次の『VAN WEEZER』でのギターで、あまりの落差にファンはどれだけ興奮すればいいんだ
と心配になるレベルのハードルの上がり方をしてしまったのである。




そして満を持して発売された今作




WEEZERとメタルはあまり合わないのではないか…とも少し考えるが、リヴァース・クオモ(Vo.)は大のKISSファン、ブライアン・ベル(Gt.)はBlack Sabbathのファン、パトリック・ウィルソン(Dr.)はVan Halenの大ファン、スコット・シュライナー(Ba.)はMETALLICAの大ファン…という源流を考えれば別に不思議なことではない。
ただ、今までのWEEZERにメタルが繁栄されてこなかったというそれだけの話である。




それを踏まえて今作を聴く。


あえてジャンルで分けるとすれば…本作は全くメタルじゃない。むしろWEEZERお得意のパワーポップ、ハードロックなのである。
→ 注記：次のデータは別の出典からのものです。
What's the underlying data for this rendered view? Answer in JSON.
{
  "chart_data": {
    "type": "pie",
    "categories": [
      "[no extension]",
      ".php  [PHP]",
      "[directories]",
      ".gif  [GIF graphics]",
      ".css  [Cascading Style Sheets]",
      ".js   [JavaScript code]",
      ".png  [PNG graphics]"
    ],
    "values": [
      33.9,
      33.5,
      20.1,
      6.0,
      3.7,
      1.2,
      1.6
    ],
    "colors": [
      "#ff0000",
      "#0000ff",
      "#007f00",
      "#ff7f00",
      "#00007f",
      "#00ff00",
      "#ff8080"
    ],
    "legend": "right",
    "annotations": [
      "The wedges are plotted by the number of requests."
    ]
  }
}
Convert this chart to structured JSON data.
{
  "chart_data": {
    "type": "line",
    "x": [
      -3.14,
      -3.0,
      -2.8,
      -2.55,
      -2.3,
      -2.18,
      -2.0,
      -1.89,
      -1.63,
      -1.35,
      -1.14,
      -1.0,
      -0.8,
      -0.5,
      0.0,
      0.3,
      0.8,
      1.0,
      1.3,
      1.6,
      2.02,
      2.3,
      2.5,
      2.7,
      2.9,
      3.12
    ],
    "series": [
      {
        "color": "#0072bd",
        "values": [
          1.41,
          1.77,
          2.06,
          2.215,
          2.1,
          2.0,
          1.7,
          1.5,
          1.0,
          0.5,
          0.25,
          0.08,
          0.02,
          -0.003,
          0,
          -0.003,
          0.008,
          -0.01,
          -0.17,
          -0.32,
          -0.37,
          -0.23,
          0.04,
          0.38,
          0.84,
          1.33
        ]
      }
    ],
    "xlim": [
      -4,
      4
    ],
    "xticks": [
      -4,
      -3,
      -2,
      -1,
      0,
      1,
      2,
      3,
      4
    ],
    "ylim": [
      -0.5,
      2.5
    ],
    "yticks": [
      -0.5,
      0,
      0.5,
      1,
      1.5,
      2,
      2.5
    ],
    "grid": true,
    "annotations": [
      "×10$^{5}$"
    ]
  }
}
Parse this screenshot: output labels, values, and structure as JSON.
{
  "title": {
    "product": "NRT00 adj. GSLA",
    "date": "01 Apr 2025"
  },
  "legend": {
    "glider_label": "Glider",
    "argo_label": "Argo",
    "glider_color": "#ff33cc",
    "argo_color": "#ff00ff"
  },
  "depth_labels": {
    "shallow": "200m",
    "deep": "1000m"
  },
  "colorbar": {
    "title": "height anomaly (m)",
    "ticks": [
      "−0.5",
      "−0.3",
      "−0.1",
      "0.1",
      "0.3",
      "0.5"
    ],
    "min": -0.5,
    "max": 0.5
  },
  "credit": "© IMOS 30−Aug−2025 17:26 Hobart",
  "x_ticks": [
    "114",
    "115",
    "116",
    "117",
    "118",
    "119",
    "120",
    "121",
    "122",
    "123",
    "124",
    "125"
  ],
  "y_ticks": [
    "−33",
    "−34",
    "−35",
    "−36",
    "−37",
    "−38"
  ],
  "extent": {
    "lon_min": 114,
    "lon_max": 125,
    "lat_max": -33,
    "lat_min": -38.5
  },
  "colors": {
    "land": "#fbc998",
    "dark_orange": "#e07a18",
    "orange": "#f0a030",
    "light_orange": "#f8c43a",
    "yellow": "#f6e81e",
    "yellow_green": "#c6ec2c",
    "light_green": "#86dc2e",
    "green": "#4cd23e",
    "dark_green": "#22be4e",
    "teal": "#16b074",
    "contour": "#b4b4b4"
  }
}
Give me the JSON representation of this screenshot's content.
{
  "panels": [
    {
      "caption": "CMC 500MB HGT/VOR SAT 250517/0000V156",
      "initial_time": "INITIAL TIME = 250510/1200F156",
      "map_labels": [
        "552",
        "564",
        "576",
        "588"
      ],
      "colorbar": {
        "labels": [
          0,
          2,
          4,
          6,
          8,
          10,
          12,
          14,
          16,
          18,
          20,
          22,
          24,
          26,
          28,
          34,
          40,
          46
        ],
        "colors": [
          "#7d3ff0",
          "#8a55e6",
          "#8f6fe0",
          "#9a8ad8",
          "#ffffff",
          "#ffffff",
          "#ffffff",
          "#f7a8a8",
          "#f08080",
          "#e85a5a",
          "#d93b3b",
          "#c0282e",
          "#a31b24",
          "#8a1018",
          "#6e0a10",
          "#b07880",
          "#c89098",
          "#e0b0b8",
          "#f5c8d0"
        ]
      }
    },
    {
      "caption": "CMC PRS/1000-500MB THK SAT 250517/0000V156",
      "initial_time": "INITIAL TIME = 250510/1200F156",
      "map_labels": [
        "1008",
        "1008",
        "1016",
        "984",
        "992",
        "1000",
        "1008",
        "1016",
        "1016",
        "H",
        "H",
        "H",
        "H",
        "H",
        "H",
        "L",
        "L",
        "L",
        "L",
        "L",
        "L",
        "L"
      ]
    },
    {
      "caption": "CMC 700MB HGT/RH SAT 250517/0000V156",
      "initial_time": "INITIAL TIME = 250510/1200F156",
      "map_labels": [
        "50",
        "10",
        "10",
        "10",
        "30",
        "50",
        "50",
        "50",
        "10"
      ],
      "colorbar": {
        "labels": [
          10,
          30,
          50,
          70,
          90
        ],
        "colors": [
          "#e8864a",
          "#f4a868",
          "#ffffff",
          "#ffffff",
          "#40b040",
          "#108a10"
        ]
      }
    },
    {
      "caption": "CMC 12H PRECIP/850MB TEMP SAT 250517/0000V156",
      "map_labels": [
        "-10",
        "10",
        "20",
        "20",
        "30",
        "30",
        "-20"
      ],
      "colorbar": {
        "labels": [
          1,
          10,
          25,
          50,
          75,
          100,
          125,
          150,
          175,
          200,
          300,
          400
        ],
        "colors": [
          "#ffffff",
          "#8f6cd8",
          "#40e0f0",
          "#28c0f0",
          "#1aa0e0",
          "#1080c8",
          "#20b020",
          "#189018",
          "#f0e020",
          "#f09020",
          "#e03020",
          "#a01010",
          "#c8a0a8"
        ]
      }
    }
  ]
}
でも箇所箇所を見れば、速弾き、ヘヴィなリフ、メタル的要素が多く見られる。


「The End of the Game」はまさしくVan Halenの「Eruption」だし、「Blue Dream」はイントロはOzzy Osbourneの「Crazy Train」のまんま
「1 More Hit」は途中でMETALLICA的スラッシュメタルが展開される
メタル好きからすればもはや笑いが止まらないレベルのオマージュの数々である。



なのに



なのにだ



こんなにもオマージュが豊富なのにアルバム全体ではメタルにならない



なぜこんなにも遊び心満載で、楽しそうに演奏するWEEZERが思い浮かぶアルバムなのに…


なぜ私はこんなにまた泣いているのか…。




そうか




WEEZERはメタルバンドになれなかったんだ。




青春時代に浴びるほど聴いたであろうメタルの名曲の数々をおそらくメンバーは必死に練習しただろう。でも、イケてない俺らがメタルを弾いてもOzzyみたいに、Van Halenみたいにかっこよくなれない。



そんな葛藤から生まれたのが
"泣き虫ロック"
だったのではないだろうか。



憧れに手が届かない絶望をパワーポップという新たな音楽に落とし込む
何も上手くいかない現実に対する絶望に対して、ロックファンはWEEZERを重ねて熱狂したのだ



10年、20年経って、みんな歳をとり現実を受け入れたのに


WEEZERはまだあの頃の青春をロックンロールしてみんなは熱狂する



そして30年経った今回
WEEZERはあの頃憧れたメタルを自分たちなりの解釈でWEEZERなりに昇華した



「Weezer(Teal Album)」でのBlack Sabbathの「Paranoid」のカバーを最初聴いた時は、ただのカバーだと思っていたけど、今作を聴いてから改めてこのカバーを聴き、サマソニでの演奏を思い出すとそんなものじゃなかった



あの頃憧れたけどなれなかった大人に、この歳になってもWEEZERはなろうとしている


こっちを感動させようなんて気持ちは多分1mmもない


メタルバンドにはなれなかったけど、WEEZERはメタルで育ってこんなにかっこよくなれたんだぜ!Van Halen聴いてくれよ!Ozzy聴いてくれよ!俺らあんたらに憧れてこんなにかっこよくなれたんだぜ!とクオモは子供のように純粋な気持ちで披露したかっただけかもしれない。



そんな純粋さがアルバムを通して伝わってくるから、全くメタルじゃないのに、青春時代のメタルへの憧れをこちらが受け取れる。
「Blue Dream」のイントロで「Crazy Train」のイントロを引用しても全く不快にならない。




このアルバムはパロディーやオマージュを超えた"愛情"であり"偏愛"なのだ。


誇張して言うなれば

メタルバンドになれなかった少年時代のWEEZERのメンバーへの、おじさんになったWEEZERからのアンサーであり応援歌であり、ラブソングなのだ。


だからこんなにも遊び心に溢れた曲たちを愛おしく思う。美しく思う。綺麗な涙を流せる。


どんなメタルバンドにもこのメタルへの愛情はマネできないから死ぬほどかっこよくて胸がアツくなる。





こんな風に思えるのも、Ozzy Osbourneなり、KISSなり、IRON MAIDENなり、METALLICAなり、王道のメタルの伝説たちが第一線で戦い続けてるからなのだろう。こんなヘンテコなアプローチのメタルでも、かっこいいって堂々と言えるのかもしれない。



確かにVan Halenは死んでしまった。



でもまだたくさんの伝説が生きている。








Ozzy、あんたはまだ死ぬなよ。